# Data Programming in Python | BAIS:6040
# Module 5 -  Data Manipulation and Analysis with Pandas

Written by Kang-Pyo Lee 

Topics to be covered:
- Pandas series (+ exercises)
- Loading a data set into a Pandas dataframe
- Element selection from a dataframe (+ exercises)
- Handling missing values in a dataframe (+ exercises)
- Iteration over a dataframe
- Aggregation and grouping of a dataframe  (+ exercises)

Pandas is a fast, powerful, flexible, and easy-to-use open source package for data manipulation and analysis in Python.

## Data Structures in Pandas

In [None]:
from IPython.display import Image

Image(url="https://cdn-images-1.medium.com/max/800/0*PWbW0OdJJw49kxMt.png")

Series are one-dimensional arrays. A series has values (e.g., X0 to X3) along with an index of positions or labels (e.g., A, B, C, and D). The index is used to access the values in the series. 

In [None]:
Image(url="https://cdn-images-1.medium.com/max/800/0*dddYH8GijZanG4dO.png")

A dataframe is designed to extend series to two dimensions. A dataframe has values (e.g., A0 to D3) along with two indices for accessing the values: a row index called just index (e.g., 0, 1, 2, and 3) and a column index called columns (e.g., A, B, C, and D). A dataframe is, in fact, a collection of mulitple series, each of which shares an index. 

## Importing the Pandas Package

In [None]:
# ! pip install --user --upgrade pandas

In [None]:
import pandas as pd

## Pandas Series

In [None]:
data = list(range(10, 101, 10))
data

In [None]:
series = pd.Series(data=data)     # Create a Pandas series from a list. 
series

pandas.Series: https://pandas.pydata.org/pandas-docs/stable/reference/api/pandas.Series.html

The right-hand side is the values of the `series`, and the left-hand side is the index of the `series`. If you do not specify any index during the series creation, Pandas will, by default, assign integer values increasing from 0 by 1 as its index.

In [None]:
type(series)

In [None]:
series.index

In [None]:
list(series.index)

In [None]:
series.values

## Selecting Elements from a Series

Element selection from a series is the same as that from any other iterable object in Python. 

In [None]:
series

In [None]:
series[0]

In [None]:
series[:3]

In [None]:
series[-3:]

In [None]:
for num in series:
    print(num)

When iterating over a series, only the values are exposed.
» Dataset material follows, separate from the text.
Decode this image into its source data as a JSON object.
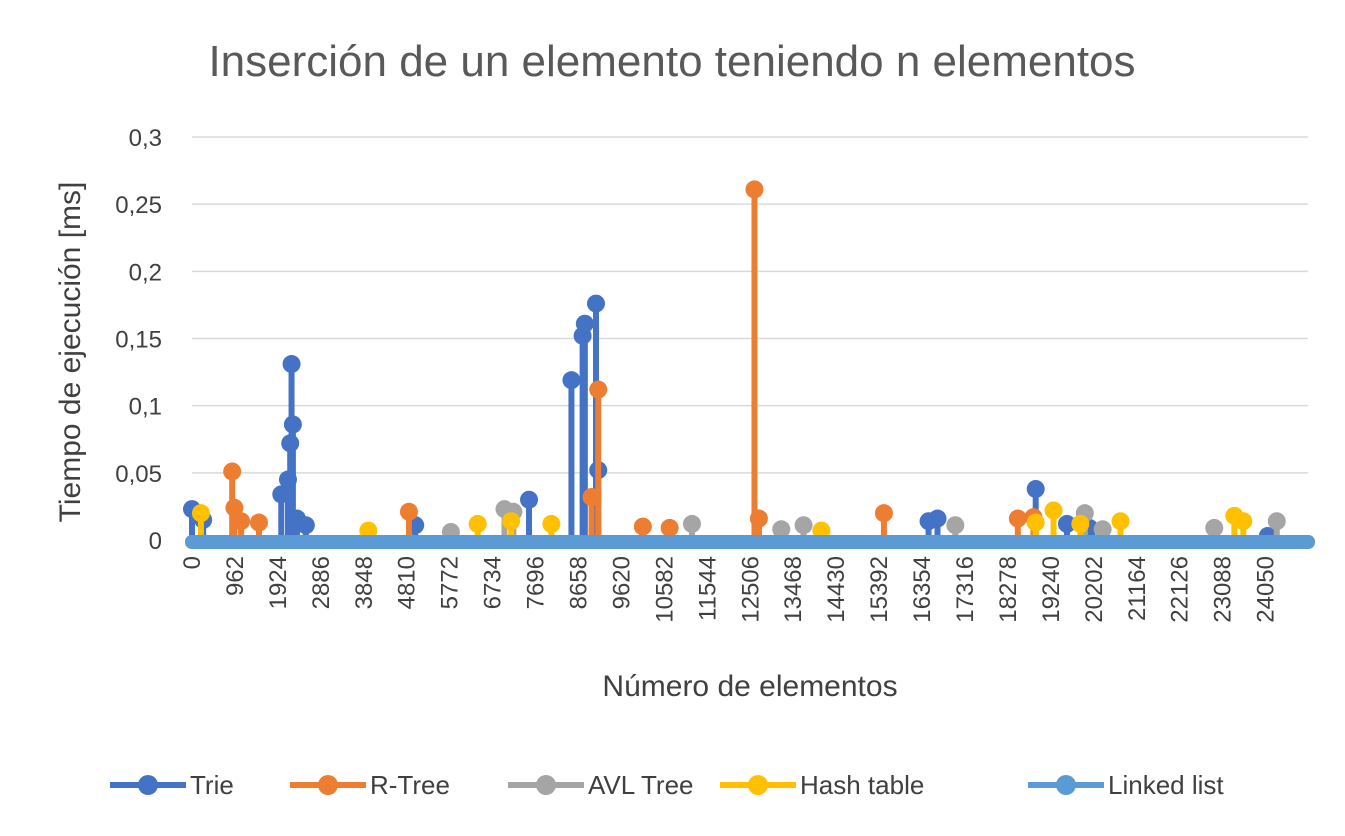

The index is not exposed, which means the index is only used for accessing elements in a series. 

In [None]:
index = ["a", "b", "c", "d", "e", "f", "g", "h", "i", "j"]     
series2 = pd.Series(data=data, index=index)                  # Use Alphabet letters as the index of a series.
series2

Often it is preferable to create a series using meaningful labels, instead of numbers, in order to distinguish and identify each item regardless of the order in which they were inserted into the series. 

In [None]:
series2.index

In [None]:
series2.values

In [None]:
series2["a"]

You can select individual elements, specifying the label corresponding to the position of the index. 

In [None]:
series2.a

`series.a` is equivalent to `series["a"]` if `a` is a string.

In [None]:
series2[0]

Element selection specifying the index position still works. 

In [None]:
series2[:3]

In [None]:
series2[["a", "b", "c"]]

Fancy indexing still works for Pandas series and dataframes.

In [None]:
for num in series2:
    print(num)

In [None]:
index = ["a", "b", "c", "d", "e", "a", "b", "c", "d", "e"]
series3 = pd.Series(data=data, index=index)
series3

The index positions and labels do not have to be unique. 

In [None]:
series3["a"]

## Exercises for Selecting Elements from a Series

<hr>

## Loading a Data Set into a Pandas Dataframe

In [None]:
from seaborn import load_dataset

df = load_dataset("titanic")
df

In [None]:
df = df[["survived", "pclass", "sex", "age", "fare"]].sample(n=10, random_state=1)  # data reduction
df

In [None]:
df.shape     # 10 rows and 5 columns

In [None]:
df.columns

In [None]:
df.index

The index positions are not in order, as the 10 rows were randomly selected. 

In [None]:
df.values

In [None]:
len(df)

The length of a dataframe refers to the number of rows in the dataframe. 

In [None]:
df.info()

pandas.DataFrame.info: https://pandas.pydata.org/pandas-docs/stable/reference/api/pandas.DataFrame.info.html

The <b>info</b> method shows a concise summary of a dataframe.

In [None]:
df.head()          # Returns the first 5 rows.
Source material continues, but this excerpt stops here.